На похоронах было человек двадцать. Бывшие студенты, соседи, несколько коллег. Все говорили правильные слова о том, какой он был замечательный, добрый, мудрый. Но никто не плакал. Только я стояла у могилы и не могла сдержать слёз.
Потому что он был единственным, кто видел меня настоящую. Потому что с ним я могла быть собой. Потому что я собиралась прийти к нему завтра, рассказать о разводе, попросить совета, может быть, просто посидеть в тишине. А теперь этого завтра не будет.
Вечером я вернулась в пустую квартиру. Села у окна и смотрела на дверь напротив. Там больше никто не жил. Родственники профессора уже приезжали, забрали документы, решали вопросы с наследством. Говорили, что квартиру продадут. Книги, мебель, пластинки — всё распродадут. Зачем это кому-то сейчас?
Я подумала о том, сколько раз откладывала визит. Сколько раз думала: приду в следующую среду, приду через неделю, приду когда-нибудь. И вот теперь некуда приходить.
Михаил Фёдорович говорил, что время — единственное, чего нельзя вернуть. Что мы думаем, будто у нас целая жизнь впереди, а на самом деле жизнь утекает, пока мы строим планы. Я не поверила тогда. Я думала, что у меня ещё есть время. Время измениться, время попрощаться, время сказать спасибо.
Но времени не было.
Я осталась одна в квартире, которая была слишком большой для меня одной. С работой, которая не имела смысла. С будущим, которое казалось таким же пустым, как комнаты вокруг. Единственный человек, который меня понимал, ушёл. И я даже не успела попрощаться.
За окном гас сентябрьский вечер.
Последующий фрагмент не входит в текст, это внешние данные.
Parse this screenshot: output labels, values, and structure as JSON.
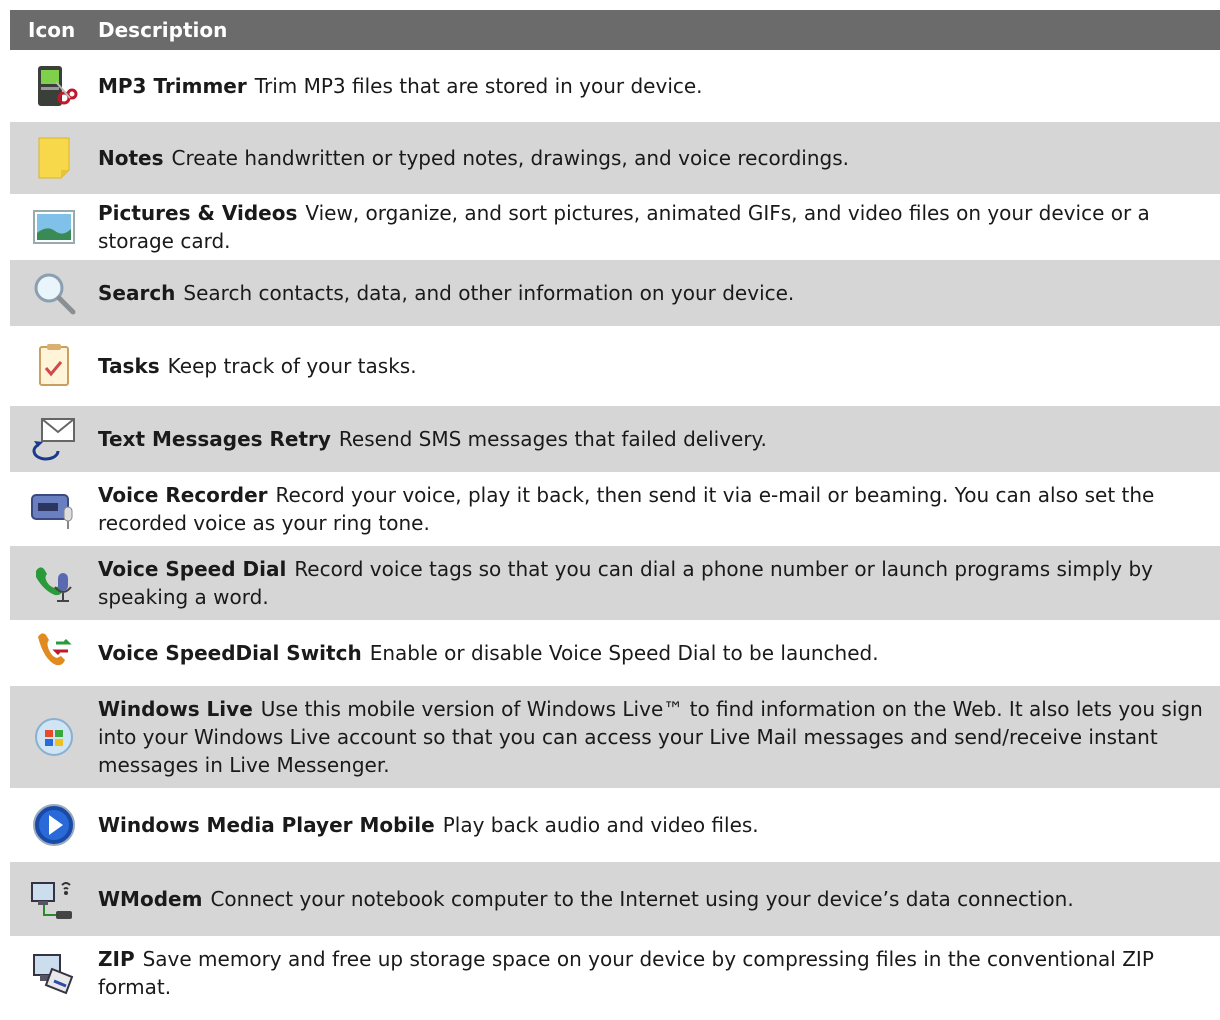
{
  "header": {
    "icon": "Icon",
    "description": "Description"
  },
  "rows": [
    {
      "title": "MP3 Trimmer",
      "desc": "Trim MP3 files that are stored in your device.",
      "icon": "mp3-trimmer-icon"
    },
    {
      "title": "Notes",
      "desc": "Create handwritten or typed notes, drawings, and voice recordings.",
      "icon": "notes-icon"
    },
    {
      "title": "Pictures & Videos",
      "desc": "View, organize, and sort pictures, animated GIFs, and video files on your device or a storage card.",
      "icon": "pictures-videos-icon"
    },
    {
      "title": "Search",
      "desc": "Search contacts, data, and other information on your device.",
      "icon": "search-icon"
    },
    {
      "title": "Tasks",
      "desc": "Keep track of your tasks.",
      "icon": "tasks-icon"
    },
    {
      "title": "Text Messages Retry",
      "desc": "Resend SMS messages that failed delivery.",
      "icon": "text-messages-retry-icon"
    },
    {
      "title": "Voice Recorder",
      "desc": "Record your voice, play it back, then send it via e-mail or beaming. You can also set the recorded voice as your ring tone.",
      "icon": "voice-recorder-icon"
    },
    {
      "title": "Voice Speed Dial",
      "desc": "Record voice tags so that you can dial a phone number or launch programs simply by speaking a word.",
      "icon": "voice-speed-dial-icon"
    },
    {
      "title": "Voice SpeedDial Switch",
      "desc": "Enable or disable Voice Speed Dial to be launched.",
      "icon": "voice-speeddial-switch-icon"
    },
    {
      "title": "Windows Live",
      "desc": "Use this mobile version of Windows Live™ to find information on the Web. It also lets you sign into your Windows Live account so that you can access your Live Mail messages and send/receive instant messages in Live Messenger.",
      "icon": "windows-live-icon"
    },
    {
      "title": "Windows Media Player Mobile",
      "desc": "Play back audio and video files.",
      "icon": "windows-media-player-icon"
    },
    {
      "title": "WModem",
      "desc": "Connect your notebook computer to the Internet using your device’s data connection.",
      "icon": "wmodem-icon"
    },
    {
      "title": "ZIP",
      "desc": "Save memory and free up storage space on your device by compressing files in the conventional ZIP format.",
      "icon": "zip-icon"
    }
  ]
}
Где-то играла музыка. Не грампластинка, не Эдит Пиаф. Просто музыка из чьей-то машины. Громкая, резкая, чужая. Я закрыла окно, но тишина оказалась ещё хуже.
В глубине коридора висел ключ от квартиры профессора. Родственники оставили его мне, попросили присмотреть, пока не найдётся покупатель. Я взяла ключ, вышла на площадку, открыла дверь.
Квартира встретила темнотой и запахом пыли. Я включила свет. Книги всё ещё стояли на полках. Грампластинки лежали на столе. Портрет Марии Михайловны висел на стене. Словно время остановилось.
Я села в кресло, где обычно сидел профессор, и заплакала. Не тихо, не сдержанно. Я плакала, как не плакала никогда. Потому что было слишком поздно. Потому что я потеряла единственного человека, с которым могла быть собой. Потому что теперь мне некуда идти по средам.
Жизнь продолжалась. Развод оформили быстро. Я сменила работу, переехала в другой район. Встречала людей, ходила на встречи, пыталась начать заново. Но что-то внутри меня умерло вместе с Михаилом Фёдоровичем.
Иногда я думаю о том, что было бы, если бы я пришла к нему чаще. Если бы не откладывала, не ждала удобного момента. Если бы сказала ему, как много он для меня значил. Но мы всегда думаем, что у нас ещё есть время. Что успеем. Что завтра, послезавтра, когда-нибудь.
А потом оказывается, что завтра уже не придёт.